Governo Trump impõe condições à Venezuela para retomada da produção de petróleo
Exigências incluem rompimento com aliados estratégicos e parceria exclusiva com os Estados Unidos no setor energético

Foto: Divulgação/Casa Branca | Reprodução/Redes Sociais | Marcelo Camargo/Agência Brasil
O governo do presidente dos Estados Unidos, Donald Trump, estabeleceu uma série de condições para autorizar a retomada da produção de petróleo na Venezuela. As exigências foram apresentadas à presidente interina venezuelana, Delcy Rodríguez, durante negociações conduzidas pelo secretário de Estado americano, Marco Rubio, segundo informações repassadas por dois altos funcionários da Casa Branca à CNN.
Entre os pontos centrais colocados pelos Estados Unidos está a exigência de que a Venezuela rompa relações com China, Irã, Rússia e Cuba. Além disso, o governo americano quer que Caracas firme uma parceria exclusiva com os EUA na exploração e produção de petróleo, priorizando empresas norte-americanas nas futuras vendas do produto.
De acordo com as fontes, Rodríguez também teria de se comprometer a favorecer o governo Trump e companhias petrolíferas dos Estados Unidos nas negociações comerciais do setor. A ABC News foi a primeira a divulgar detalhes sobre as exigências, que surgiram após a captura de Nicolás Maduro, líder deposto, no último fim de semana.

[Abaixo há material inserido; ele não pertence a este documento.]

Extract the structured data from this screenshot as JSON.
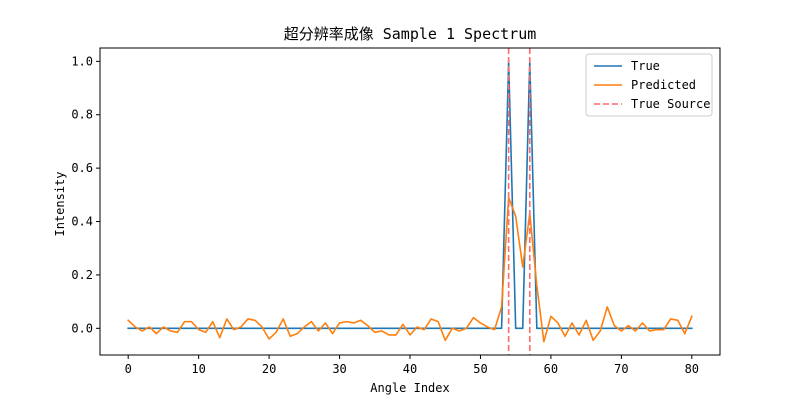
{
  "chart_data": {
    "type": "line",
    "title": "超分辨率成像 Sample 1 Spectrum",
    "xlabel": "Angle Index",
    "ylabel": "Intensity",
    "xlim": [
      -4,
      84
    ],
    "ylim": [
      -0.1,
      1.05
    ],
    "xticks": [
      0,
      10,
      20,
      30,
      40,
      50,
      60,
      70,
      80
    ],
    "yticks": [
      0.0,
      0.2,
      0.4,
      0.6,
      0.8,
      1.0
    ],
    "legend_position": "top-right",
    "series": [
      {
        "name": "True",
        "color": "#1f77b4",
        "x": [
          0,
          1,
          2,
          3,
          4,
          5,
          6,
          7,
          8,
          9,
          10,
          11,
          12,
          13,
          14,
          15,
          16,
          17,
          18,
          19,
          20,
          21,
          22,
          23,
          24,
          25,
          26,
          27,
          28,
          29,
          30,
          31,
          32,
          33,
          34,
          35,
          36,
          37,
          38,
          39,
          40,
          41,
          42,
          43,
          44,
          45,
          46,
          47,
          48,
          49,
          50,
          51,
          52,
          53,
          54,
          55,
          56,
          57,
          58,
          59,
          60,
          61,
          62,
          63,
          64,
          65,
          66,
          67,
          68,
          69,
          70,
          71,
          72,
          73,
          74,
          75,
          76,
          77,
          78,
          79,
          80
        ],
        "values": [
          0,
          0,
          0,
          0,
          0,
          0,
          0,
          0,
          0,
          0,
          0,
          0,
          0,
          0,
          0,
          0,
          0,
          0,
          0,
          0,
          0,
          0,
          0,
          0,
          0,
          0,
          0,
          0,
          0,
          0,
          0,
          0,
          0,
          0,
          0,
          0,
          0,
          0,
          0,
          0,
          0,
          0,
          0,
          0,
          0,
          0,
          0,
          0,
          0,
          0,
          0,
          0,
          0,
          0,
          1,
          0,
          0,
          1,
          0,
          0,
          0,
          0,
          0,
          0,
          0,
          0,
          0,
          0,
          0,
          0,
          0,
          0,
          0,
          0,
          0,
          0,
          0,
          0,
          0,
          0,
          0
        ]
      },
      {
        "name": "Predicted",
        "color": "#ff7f0e",
        "x": [
          0,
          1,
          2,
          3,
          4,
          5,
          6,
          7,
          8,
          9,
          10,
          11,
          12,
          13,
          14,
          15,
          16,
          17,
          18,
          19,
          20,
          21,
          22,
          23,
          24,
          25,
          26,
          27,
          28,
          29,
          30,
          31,
          32,
          33,
          34,
          35,
          36,
          37,
          38,
          39,
          40,
          41,
          42,
          43,
          44,
          45,
          46,
          47,
          48,
          49,
          50,
          51,
          52,
          53,
          54,
          55,
          56,
          57,
          58,
          59,
          60,
          61,
          62,
          63,
          64,
          65,
          66,
          67,
          68,
          69,
          70,
          71,
          72,
          73,
          74,
          75,
          76,
          77,
          78,
          79,
          80
        ],
        "values": [
          0.03,
          0.005,
          -0.01,
          0.005,
          -0.02,
          0.005,
          -0.01,
          -0.015,
          0.025,
          0.025,
          -0.005,
          -0.015,
          0.025,
          -0.035,
          0.035,
          -0.005,
          0.005,
          0.035,
          0.03,
          0.005,
          -0.04,
          -0.015,
          0.035,
          -0.03,
          -0.02,
          0.005,
          0.025,
          -0.01,
          0.02,
          -0.02,
          0.02,
          0.025,
          0.02,
          0.03,
          0.01,
          -0.015,
          -0.01,
          -0.025,
          -0.025,
          0.015,
          -0.025,
          0.005,
          -0.005,
          0.035,
          0.025,
          -0.045,
          0.0,
          -0.01,
          0.0,
          0.04,
          0.02,
          0.005,
          -0.005,
          0.08,
          0.49,
          0.42,
          0.23,
          0.43,
          0.16,
          -0.05,
          0.045,
          0.02,
          -0.03,
          0.02,
          -0.025,
          0.03,
          -0.045,
          -0.01,
          0.08,
          0.01,
          -0.01,
          0.01,
          -0.01,
          0.02,
          -0.01,
          -0.005,
          -0.005,
          0.035,
          0.03,
          -0.02,
          0.045
        ]
      }
    ],
    "vlines": {
      "name": "True Source",
      "color": "#ff6b6b",
      "style": "dashed",
      "x": [
        54,
        57
      ]
    }
  }
}
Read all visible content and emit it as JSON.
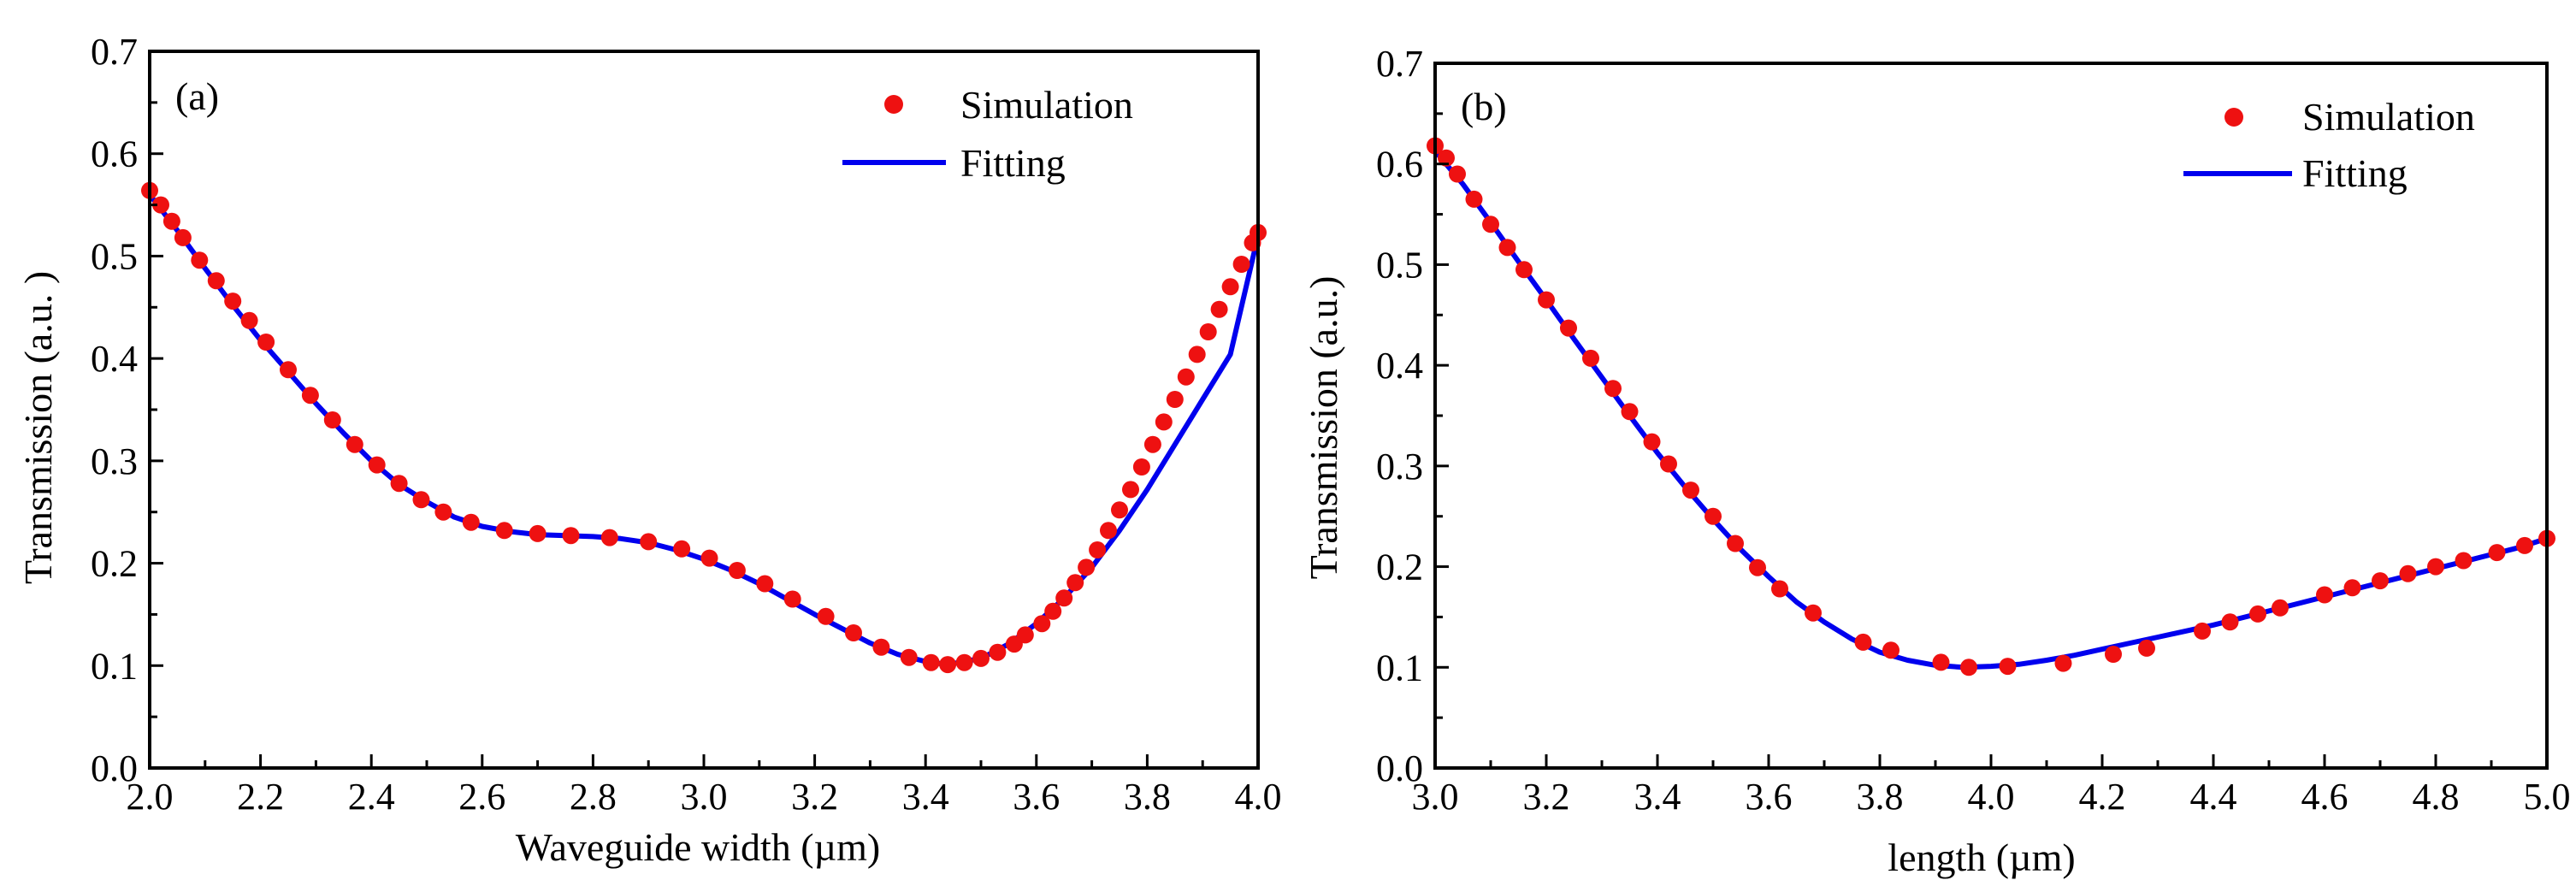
{
  "colors": {
    "simulation": "#ee1111",
    "fitting": "#0000ee",
    "axes": "#000000"
  },
  "chart_data": [
    {
      "type": "scatter",
      "panel_label": "(a)",
      "xlabel": "Waveguide width (µm)",
      "ylabel": "Transmission (a.u. )",
      "xlim": [
        2.0,
        4.0
      ],
      "ylim": [
        0.0,
        0.7
      ],
      "xticks": [
        2.0,
        2.2,
        2.4,
        2.6,
        2.8,
        3.0,
        3.2,
        3.4,
        3.6,
        3.8,
        4.0
      ],
      "xtick_labels": [
        "2.0",
        "2.2",
        "2.4",
        "2.6",
        "2.8",
        "3.0",
        "3.2",
        "3.4",
        "3.6",
        "3.8",
        "4.0"
      ],
      "yticks": [
        0.0,
        0.1,
        0.2,
        0.3,
        0.4,
        0.5,
        0.6,
        0.7
      ],
      "ytick_labels": [
        "0.0",
        "0.1",
        "0.2",
        "0.3",
        "0.4",
        "0.5",
        "0.6",
        "0.7"
      ],
      "legend": {
        "position": "top-right",
        "entries": [
          "Simulation",
          "Fitting"
        ]
      },
      "series": [
        {
          "name": "Simulation",
          "style": "markers",
          "x": [
            2.0,
            2.02,
            2.04,
            2.06,
            2.09,
            2.12,
            2.15,
            2.18,
            2.21,
            2.25,
            2.29,
            2.33,
            2.37,
            2.41,
            2.45,
            2.49,
            2.53,
            2.58,
            2.64,
            2.7,
            2.76,
            2.83,
            2.9,
            2.96,
            3.01,
            3.06,
            3.11,
            3.16,
            3.22,
            3.27,
            3.32,
            3.37,
            3.41,
            3.44,
            3.47,
            3.5,
            3.53,
            3.56,
            3.58,
            3.61,
            3.63,
            3.65,
            3.67,
            3.69,
            3.71,
            3.73,
            3.75,
            3.77,
            3.79,
            3.81,
            3.83,
            3.85,
            3.87,
            3.89,
            3.91,
            3.93,
            3.95,
            3.97,
            3.99,
            4.0
          ],
          "y": [
            0.564,
            0.55,
            0.534,
            0.518,
            0.496,
            0.476,
            0.456,
            0.437,
            0.416,
            0.389,
            0.364,
            0.34,
            0.316,
            0.296,
            0.278,
            0.262,
            0.25,
            0.24,
            0.232,
            0.229,
            0.227,
            0.225,
            0.221,
            0.214,
            0.205,
            0.193,
            0.18,
            0.165,
            0.148,
            0.132,
            0.118,
            0.108,
            0.103,
            0.101,
            0.103,
            0.107,
            0.113,
            0.121,
            0.13,
            0.141,
            0.153,
            0.166,
            0.181,
            0.196,
            0.213,
            0.232,
            0.252,
            0.272,
            0.294,
            0.316,
            0.338,
            0.36,
            0.382,
            0.404,
            0.426,
            0.448,
            0.47,
            0.492,
            0.513,
            0.523
          ]
        },
        {
          "name": "Fitting",
          "style": "line",
          "x": [
            2.0,
            2.05,
            2.1,
            2.15,
            2.2,
            2.25,
            2.3,
            2.35,
            2.4,
            2.45,
            2.5,
            2.55,
            2.6,
            2.65,
            2.7,
            2.75,
            2.8,
            2.85,
            2.9,
            2.95,
            3.0,
            3.05,
            3.1,
            3.15,
            3.2,
            3.25,
            3.3,
            3.35,
            3.4,
            3.44,
            3.5,
            3.55,
            3.6,
            3.65,
            3.7,
            3.75,
            3.8,
            3.85,
            3.9,
            3.95,
            4.0
          ],
          "y": [
            0.56,
            0.525,
            0.488,
            0.452,
            0.418,
            0.387,
            0.356,
            0.327,
            0.3,
            0.277,
            0.26,
            0.245,
            0.236,
            0.231,
            0.228,
            0.227,
            0.226,
            0.224,
            0.22,
            0.213,
            0.204,
            0.193,
            0.18,
            0.165,
            0.15,
            0.136,
            0.122,
            0.111,
            0.104,
            0.101,
            0.107,
            0.121,
            0.141,
            0.166,
            0.196,
            0.232,
            0.272,
            0.316,
            0.36,
            0.404,
            0.52
          ]
        }
      ]
    },
    {
      "type": "scatter",
      "panel_label": "(b)",
      "xlabel": "length (µm)",
      "ylabel": "Transmission (a.u.)",
      "xlim": [
        3.0,
        5.0
      ],
      "ylim": [
        0.0,
        0.7
      ],
      "xticks": [
        3.0,
        3.2,
        3.4,
        3.6,
        3.8,
        4.0,
        4.2,
        4.4,
        4.6,
        4.8,
        5.0
      ],
      "xtick_labels": [
        "3.0",
        "3.2",
        "3.4",
        "3.6",
        "3.8",
        "4.0",
        "4.2",
        "4.4",
        "4.6",
        "4.8",
        "5.0"
      ],
      "yticks": [
        0.0,
        0.1,
        0.2,
        0.3,
        0.4,
        0.5,
        0.6,
        0.7
      ],
      "ytick_labels": [
        "0.0",
        "0.1",
        "0.2",
        "0.3",
        "0.4",
        "0.5",
        "0.6",
        "0.7"
      ],
      "legend": {
        "position": "top-right",
        "entries": [
          "Simulation",
          "Fitting"
        ]
      },
      "series": [
        {
          "name": "Simulation",
          "style": "markers",
          "x": [
            3.0,
            3.02,
            3.04,
            3.07,
            3.1,
            3.13,
            3.16,
            3.2,
            3.24,
            3.28,
            3.32,
            3.35,
            3.39,
            3.42,
            3.46,
            3.5,
            3.54,
            3.58,
            3.62,
            3.68,
            3.77,
            3.82,
            3.91,
            3.96,
            4.03,
            4.13,
            4.22,
            4.28,
            4.38,
            4.43,
            4.48,
            4.52,
            4.6,
            4.65,
            4.7,
            4.75,
            4.8,
            4.85,
            4.91,
            4.96,
            5.0
          ],
          "y": [
            0.618,
            0.606,
            0.59,
            0.565,
            0.54,
            0.517,
            0.495,
            0.465,
            0.437,
            0.407,
            0.377,
            0.354,
            0.324,
            0.302,
            0.276,
            0.25,
            0.223,
            0.199,
            0.178,
            0.154,
            0.125,
            0.117,
            0.105,
            0.1,
            0.101,
            0.104,
            0.113,
            0.119,
            0.136,
            0.145,
            0.153,
            0.159,
            0.172,
            0.179,
            0.186,
            0.193,
            0.2,
            0.206,
            0.214,
            0.221,
            0.228
          ]
        },
        {
          "name": "Fitting",
          "style": "line",
          "x": [
            3.0,
            3.05,
            3.1,
            3.15,
            3.2,
            3.25,
            3.3,
            3.35,
            3.4,
            3.45,
            3.5,
            3.55,
            3.6,
            3.65,
            3.7,
            3.75,
            3.8,
            3.85,
            3.9,
            3.95,
            4.0,
            4.05,
            4.1,
            4.15,
            4.2,
            4.25,
            4.3,
            4.35,
            4.4,
            4.45,
            4.5,
            4.55,
            4.6,
            4.65,
            4.7,
            4.75,
            4.8,
            4.85,
            4.9,
            4.95,
            5.0
          ],
          "y": [
            0.613,
            0.58,
            0.542,
            0.503,
            0.465,
            0.426,
            0.388,
            0.35,
            0.313,
            0.279,
            0.247,
            0.217,
            0.19,
            0.165,
            0.145,
            0.128,
            0.115,
            0.107,
            0.102,
            0.1,
            0.101,
            0.103,
            0.107,
            0.112,
            0.118,
            0.124,
            0.13,
            0.136,
            0.142,
            0.149,
            0.156,
            0.163,
            0.17,
            0.177,
            0.184,
            0.191,
            0.198,
            0.205,
            0.212,
            0.219,
            0.228
          ]
        }
      ]
    }
  ]
}
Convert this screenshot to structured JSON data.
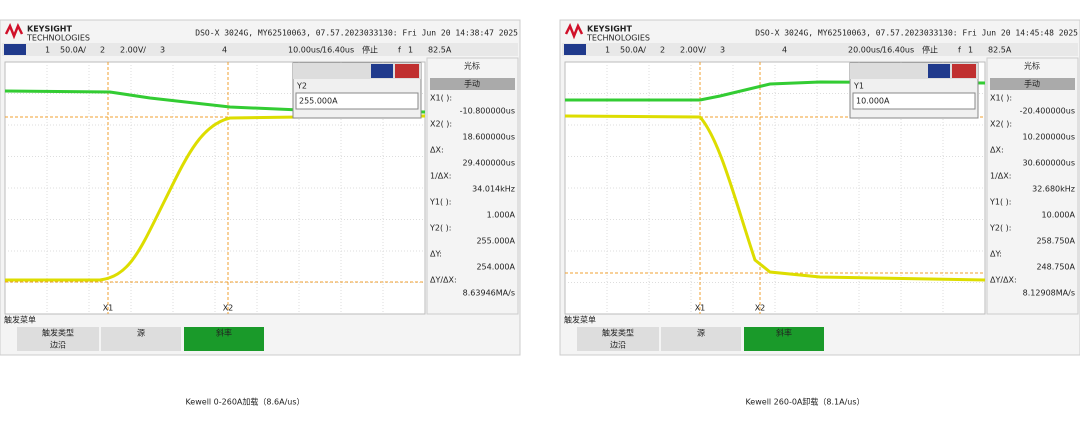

Apesar disso, Marco Rubio teria indicado que as demandas mais imediatas envolvem a retirada da influência de adversários estrangeiros do território venezuelano, a cooperação nas vendas de petróleo e um alinhamento maior no combate ao narcotráfico. Segundo pessoas presentes em reuniões com parlamentares, o secretário confirmou que as condições já foram formalmente transmitidas ao governo interino.
Até o momento, não há confirmação de que a Venezuela tenha aceitado as exigências. Ainda assim, autoridades americanas afirmam acreditar que o reforço militar dos Estados Unidos na costa venezuelana exerce pressão suficiente para forçar uma concessão por parte do governo de Rodríguez. Caso haja cooperação, a Casa Branca sinaliza que pode reavaliar o regime de sanções imposto ao país.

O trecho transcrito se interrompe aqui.